Se trata, entonces, de potenciar aquel poder que irrumpió en las calles en octubre de 2019, y que ya existe en todos los intersticios de nuestra sociedad; se trata de proveerlo de más espacios, de más recursos, de más redes. El neoliberalismo no se puede combatir únicamente con más Estado. Incluso cuando son servidores del pueblo quienes encarnan las instituciones estatales, el poder estatal no puede ser suficiente.
En la tradición constitucional, sólo se permite la (re)aparición del pueblo cuando éste irrumpe en el espacio público, y tal irrupción sólo puede interpretarse como un emplazamiento para re-constituir el poder estatal que se ejerce a su nombre. Dictada la nueva constitución, desaparece el poder del pueblo: se atomiza e individualiza en los derechos políticos de cada une de les ciudadanes.
Este relato está tan arraigado, sobre todo para quienes ostentan la calidad de expertes, que a veces parece difícil de desarmar. Y, sin embargo, hoy por hoy en Chile muches somos de la opinión de que no basta con que el pueblo haya despertado: queremos que permanezca despierto. Me parece que esa intuición debe ser explorada mucho más allá de la necesidad (de todos modos, fundamental) de seguir manifestándose activamente en contra de la injusticia ya sea mediante la protesta o en virtud de los espacios en los que la opinión pública puede aparecer como fuerza política popular.
Es necesario potenciar las múltiples agencias que componen el pueblo plural: un pueblo que no desaparece detrás del poder estatal; y que, aunque ha sido persistentemente negado por la tradición constitucional, no tiene por qué serlo en una constitución que busque precisamente lo contrario a lo que ha buscado esa tradición: potenciar el poder de la mayoría, y contrarrestar el poder de una minoría.
Más allá de la manera en que se expresan a través del lenguaje de los derechos, las demandas sociales que hemos venido levantando y que asociamos a la idea de dignidad, dicen relación con una cuestión esencial, que sabemos que no ha sido la idea fundante de nuestras instituciones, pero debiese serlo: la producción y reproducción de la vida en común.
Más allá de los derechos, de lo que se trata es de preguntarnos ¿qué y cómo producimos?, ¿cuánto y cómo trabajamos?, ¿quiénes y qué nos informan?, ¿quiénes nos cuidan y cómo? En fin, ¿cómo convivimos?
Creo que la revuelta de octubre de 2019 vino a cuestionar las respuestas que los agentes capitalistas, en su complicidad con el estado, habían venido dando a esas preguntas.

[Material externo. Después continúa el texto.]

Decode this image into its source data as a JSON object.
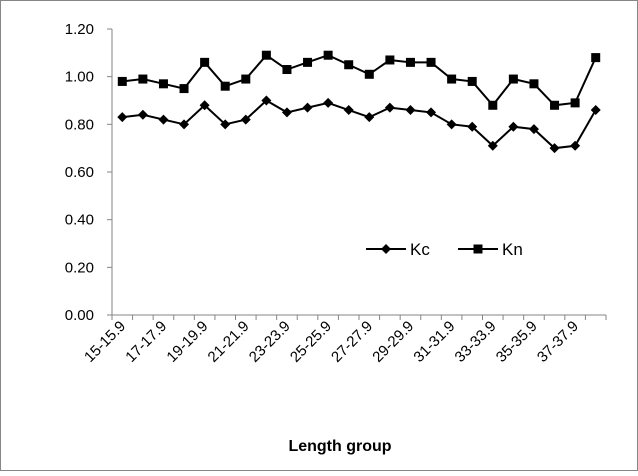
{
  "chart_data": {
    "type": "line",
    "x_label": "Length group",
    "categories": [
      "15-15.9",
      null,
      "17-17.9",
      null,
      "19-19.9",
      null,
      "21-21.9",
      null,
      "23-23.9",
      null,
      "25-25.9",
      null,
      "27-27.9",
      null,
      "29-29.9",
      null,
      "31-31.9",
      null,
      "33-33.9",
      null,
      "35-35.9",
      null,
      "37-37.9",
      null
    ],
    "series": [
      {
        "name": "Kc",
        "color": "#000000",
        "marker": "diamond",
        "values": [
          0.83,
          0.84,
          0.82,
          0.8,
          0.88,
          0.8,
          0.82,
          0.9,
          0.85,
          0.87,
          0.89,
          0.86,
          0.83,
          0.87,
          0.86,
          0.85,
          0.8,
          0.79,
          0.71,
          0.79,
          0.78,
          0.7,
          0.71,
          0.86
        ]
      },
      {
        "name": "Kn",
        "color": "#000000",
        "marker": "square",
        "values": [
          0.98,
          0.99,
          0.97,
          0.95,
          1.06,
          0.96,
          0.99,
          1.09,
          1.03,
          1.06,
          1.09,
          1.05,
          1.01,
          1.07,
          1.06,
          1.06,
          0.99,
          0.98,
          0.88,
          0.99,
          0.97,
          0.88,
          0.89,
          1.08
        ]
      }
    ],
    "ylim": [
      0,
      1.2
    ],
    "yticks": [
      {
        "value": 0,
        "label": "0.00"
      },
      {
        "value": 0.2,
        "label": "0.20"
      },
      {
        "value": 0.4,
        "label": "0.40"
      },
      {
        "value": 0.6,
        "label": "0.60"
      },
      {
        "value": 0.8,
        "label": "0.80"
      },
      {
        "value": 1.0,
        "label": "1.00"
      },
      {
        "value": 1.2,
        "label": "1.20"
      }
    ],
    "grid": false
  }
}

En este sentido, no se puede soslayar la medida en que la autogestión, la acción colaborativa, las iniciativas comunitarias, las cooperativas e incluso el trueque han florecido en el último tiempo. Por supuesto que instancias de resistencia como éstas no alcanzan aún siquiera a rasguñar la posición dominante de los actores capitalistas, pero debemos preguntarnos si podrían.
Más allá de los derechos, entonces, la articulación de las demandas sociales depende del poder del pueblo. Por una parte, depende el poder estatal como representante del pueblo, porque si bien en el pasado ha sido el propio estado el que ha actuado en su contra, este proceso constituyente se presenta como una oportunidad para transformar el vínculo que une al pueblo y al estado, de manera tal que el estado aparezca no sólo como representante del pueblo, sino como su servidor.
Por otra parte -y esto es lo que me parece fundamental- depende del poder del pueblo plural, que desborda al poder del Estado, y que, en último término, proveído de suficientes espacios, recursos y vínculos, podría aparecer como un poder capaz de contribuir a contrarrestar el hasta ahora casi incontrarrestable poder de los agentes capitalistas.